“Were it left to me to decide whether to have a government without newspapers or newspapers without a government,” Thomas Jefferson wrote to Edward Carrington in 1787, “I should not hesitate a moment to prefer the latter.”
Fortunately, neither Jefferson nor his successors have been forced to decide between these core features of liberal society. Guaranteed by the Bill of Rights, a free press has thrived in the United States for well over 200 years.
While the United States remains a beacon of press freedom, however, the story elsewhere is far different. The press is under siege across much of the world as governments target individual journalists for punishment (including death) and impose broad restrictions on the media as an institution.
That is a problem not just for journalists but for the billions who long to live in freedom. Without a free press to report their activities, authoritarian governments have more leeway to cement their rule and repress their people.
“Journalists faced an increasingly grim working environment in 2008, with global press freedom declining for a seventh straight year and deterioration occurring for the first time in every region,” Freedom House stated in releasing its new annual report on press freedom earlier this month.
“While parts of South Asia and Africa made progress, overall these gains were overshadowed by a campaign of intimidation targeting independent media, particularly in the former Soviet Union and the Middle East and North Africa.”
To be sure, newspapers in the United States face enormous strains – but they are financial, not legal. They range from the current economic downturn that has squeezed advertising revenues to the explosion of online and broadcast news sources with which newspapers do not yet know how to compete.
From New York to California, newspapers have closed and many others are bleeding money. Some cities that once had a series of thriving newspapers, published from early morning to late afternoon, are down to one.
Americans are tapping other sources for news, particularly on-line sources that are proliferating. Daily newspaper readership has dropped 19 percent since 2004 and over 70 percent of Americans now get their news from the Internet. Newspapers may be dying, but a new form of journalism is taking their place.
That’s a far cry from what’s happening overseas, where Jefferson’s caution about the vital role for newspapers seems far more apt.
Today, Freedom House reports, just 17 percent of the world’s people live in countries with a free press.

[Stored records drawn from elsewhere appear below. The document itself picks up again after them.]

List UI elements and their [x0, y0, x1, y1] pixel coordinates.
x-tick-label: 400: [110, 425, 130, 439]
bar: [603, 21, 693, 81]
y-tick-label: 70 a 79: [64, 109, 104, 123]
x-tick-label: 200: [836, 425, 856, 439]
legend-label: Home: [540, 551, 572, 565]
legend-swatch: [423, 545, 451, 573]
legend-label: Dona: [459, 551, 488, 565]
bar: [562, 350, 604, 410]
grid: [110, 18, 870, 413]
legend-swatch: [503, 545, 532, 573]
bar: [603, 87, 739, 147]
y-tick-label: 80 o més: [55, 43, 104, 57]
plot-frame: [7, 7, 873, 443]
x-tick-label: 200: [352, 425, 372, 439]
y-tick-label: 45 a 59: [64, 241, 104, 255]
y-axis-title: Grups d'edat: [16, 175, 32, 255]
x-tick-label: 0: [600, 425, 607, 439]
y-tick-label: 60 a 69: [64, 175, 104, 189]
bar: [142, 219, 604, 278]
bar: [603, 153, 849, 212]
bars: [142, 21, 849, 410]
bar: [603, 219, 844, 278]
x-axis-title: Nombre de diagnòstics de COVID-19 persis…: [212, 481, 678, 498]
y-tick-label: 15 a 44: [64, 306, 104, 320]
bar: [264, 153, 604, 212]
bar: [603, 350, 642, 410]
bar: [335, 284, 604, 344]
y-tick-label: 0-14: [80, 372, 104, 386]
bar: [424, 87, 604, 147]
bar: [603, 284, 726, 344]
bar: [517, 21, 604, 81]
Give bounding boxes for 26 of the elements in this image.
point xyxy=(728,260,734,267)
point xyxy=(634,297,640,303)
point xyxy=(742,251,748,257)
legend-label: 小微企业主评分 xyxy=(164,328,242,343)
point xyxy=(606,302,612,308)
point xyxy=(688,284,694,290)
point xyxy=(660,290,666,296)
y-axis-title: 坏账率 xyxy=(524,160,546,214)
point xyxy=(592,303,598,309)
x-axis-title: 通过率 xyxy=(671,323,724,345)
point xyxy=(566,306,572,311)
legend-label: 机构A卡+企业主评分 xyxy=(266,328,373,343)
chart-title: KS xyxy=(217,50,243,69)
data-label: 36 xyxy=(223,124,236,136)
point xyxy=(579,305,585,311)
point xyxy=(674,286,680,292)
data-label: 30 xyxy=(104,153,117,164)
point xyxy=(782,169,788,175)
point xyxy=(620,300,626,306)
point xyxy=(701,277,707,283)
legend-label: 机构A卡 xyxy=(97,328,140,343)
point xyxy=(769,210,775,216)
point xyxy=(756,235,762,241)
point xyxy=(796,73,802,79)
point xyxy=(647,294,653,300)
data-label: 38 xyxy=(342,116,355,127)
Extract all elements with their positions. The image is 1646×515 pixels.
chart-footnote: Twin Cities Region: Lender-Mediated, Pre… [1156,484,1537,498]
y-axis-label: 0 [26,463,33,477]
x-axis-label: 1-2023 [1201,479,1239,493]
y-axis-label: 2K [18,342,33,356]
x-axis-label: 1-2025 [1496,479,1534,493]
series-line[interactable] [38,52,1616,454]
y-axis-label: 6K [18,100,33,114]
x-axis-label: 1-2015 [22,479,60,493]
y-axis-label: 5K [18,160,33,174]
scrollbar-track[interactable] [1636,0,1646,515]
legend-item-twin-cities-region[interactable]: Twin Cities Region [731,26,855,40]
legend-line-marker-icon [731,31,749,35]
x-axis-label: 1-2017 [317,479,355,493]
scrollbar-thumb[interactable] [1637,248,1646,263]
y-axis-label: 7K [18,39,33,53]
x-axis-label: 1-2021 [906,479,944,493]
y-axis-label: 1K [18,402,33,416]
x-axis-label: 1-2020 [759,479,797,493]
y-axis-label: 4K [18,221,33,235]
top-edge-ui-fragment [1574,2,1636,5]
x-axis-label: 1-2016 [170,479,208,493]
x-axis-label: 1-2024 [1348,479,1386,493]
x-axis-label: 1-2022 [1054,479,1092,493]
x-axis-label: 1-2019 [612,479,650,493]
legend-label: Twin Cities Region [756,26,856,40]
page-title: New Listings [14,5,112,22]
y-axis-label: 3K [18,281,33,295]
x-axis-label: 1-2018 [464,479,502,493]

The worst places for journalists are Burma, Cuba, Eritrea, Libya, North Korea and Turkmenistan, but developments in several regions in the last year paint a wide picture of rising danger and oppression.

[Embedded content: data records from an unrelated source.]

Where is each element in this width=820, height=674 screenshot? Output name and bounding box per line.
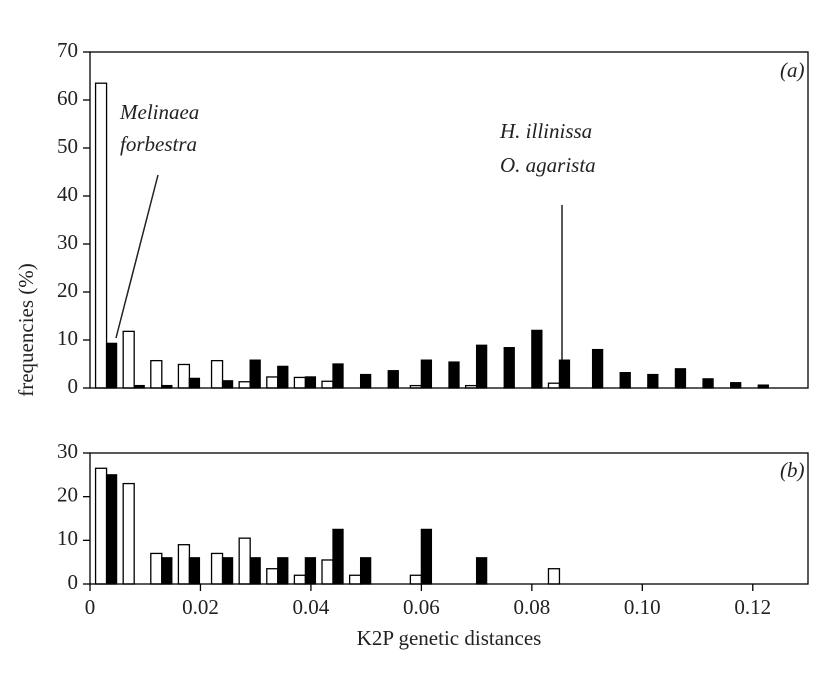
bar [94,82,108,389]
bar [161,557,173,585]
bar [475,344,488,389]
bar [558,359,571,389]
bar [249,557,261,585]
bar [188,557,201,585]
bar [304,376,317,389]
bar [321,559,334,585]
bar [293,574,307,585]
bar [702,378,714,389]
annotation: O. agarista [500,153,596,177]
y-tick-label: 10 [57,526,78,550]
annotation: (b) [780,458,805,482]
bar [266,568,279,585]
bar [266,376,279,389]
bar [359,373,372,389]
bar [277,365,289,389]
bar [221,557,234,585]
bar [359,557,372,585]
x-tick-label: 0.02 [182,595,219,619]
bar [221,380,234,389]
bar [387,370,399,389]
bar [150,359,163,389]
bar [591,348,604,389]
y-tick-label: 50 [57,134,78,158]
x-tick-label: 0.04 [293,595,330,619]
y-tick-label: 20 [57,278,78,302]
bar [674,368,687,389]
bar [177,363,191,389]
bar [619,371,631,389]
x-tick-label: 0 [85,595,96,619]
bar [503,347,515,389]
y-tick-label: 0 [68,374,79,398]
plot-frame [89,452,809,585]
x-tick-label: 0.10 [624,595,661,619]
x-tick-label: 0.06 [403,595,440,619]
bar [348,574,362,585]
plot-frame [89,51,809,389]
bar [420,528,433,585]
bar [105,342,118,389]
bar [277,557,289,585]
bar [122,482,135,585]
x-tick-label: 0.08 [513,595,550,619]
bar [475,557,488,585]
y-tick-label: 60 [57,86,78,110]
bar [249,359,261,389]
bar [304,557,317,585]
bar [547,382,561,389]
y-tick-label: 70 [57,38,78,62]
bar [210,359,224,389]
y-tick-label: 10 [57,326,78,350]
y-tick-label: 40 [57,182,78,206]
y-tick-label: 20 [57,482,78,506]
bar [420,359,433,389]
x-axis-label: K2P genetic distances [357,626,542,650]
y-axis-label: frequencies (%) [14,263,38,397]
y-tick-label: 0 [68,570,79,594]
y-tick-label: 30 [57,439,78,463]
pointer-line [115,174,159,339]
bar [210,552,224,585]
bar [730,382,742,389]
y-tick-label: 30 [57,230,78,254]
bar [238,537,251,585]
bar [547,568,561,585]
bar [238,381,251,389]
bar [647,373,659,389]
bar [321,380,334,389]
bar [122,330,135,389]
bar [409,574,423,585]
bar [531,329,543,389]
annotation: H. illinissa [499,119,592,143]
x-tick-label: 0.12 [734,595,771,619]
bar [94,467,108,585]
bar [293,376,307,389]
bar [188,377,201,389]
bar [150,552,163,585]
bar [332,528,344,585]
bar [448,361,460,389]
bar [177,544,191,585]
annotation: (a) [780,58,805,82]
annotation: forbestra [120,132,197,156]
bar [105,474,118,585]
annotation: Melinaea [119,100,199,124]
bar [332,363,344,389]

In the Asia Pacific, the situation remained bleak in China, Taiwan’s government increased its pressure on editorial content and its harassment of journalists, and conditions also deteriorated in Cambodia and Hong Kong.
In Central and Eastern Europe, journalists were murdered in Bulgaria and Croatia and assaulted in Bosnia, while Russia’s government targeted independent media as the judiciary watched from afar.
In the Middle East and North Africa, where the press is less free than elsewhere, governments in Libya, Iran, Syria, Tunisia and Saudi Arabia dealt harshly with journalists and bloggers. Hamas and Fatah intimidated journalists in the Palestinian territories and Israel imposed new restrictions on media.
In Sub-Saharan Africa, press freedoms deteriorated in Senegal (with more legal and extra-legal action against journalists), Madagascar (where media outlets faced attack), Botswana, Chad, Congo, Lesotho, Mauritania, South Africa and Tanzania.
In the Americas, press freedom suffered in Mexico, where journalists faced governmental pressure as well as violence against reporters who cover corruption or gang activity, and in Bolivia, Ecuador, Guatemala, and Nicaragua.
And in Western Europe, the press endured new problems in Italy and Greece. In the former, journalists faced new free speech limits and libel laws along with intimidation by organized crime and far-right groups.
The Internet offers hope that on-line journalists can evade the restrictions that governments impose on traditional media. But repressive governments in China, Iran and elsewhere work hard to block access to the web or crack down on those who use it to expose wrong-doing or promote democracy.
A free press is central to free society. A spreading crackdown on press freedom across the globe is an ominous sign for freedom in general.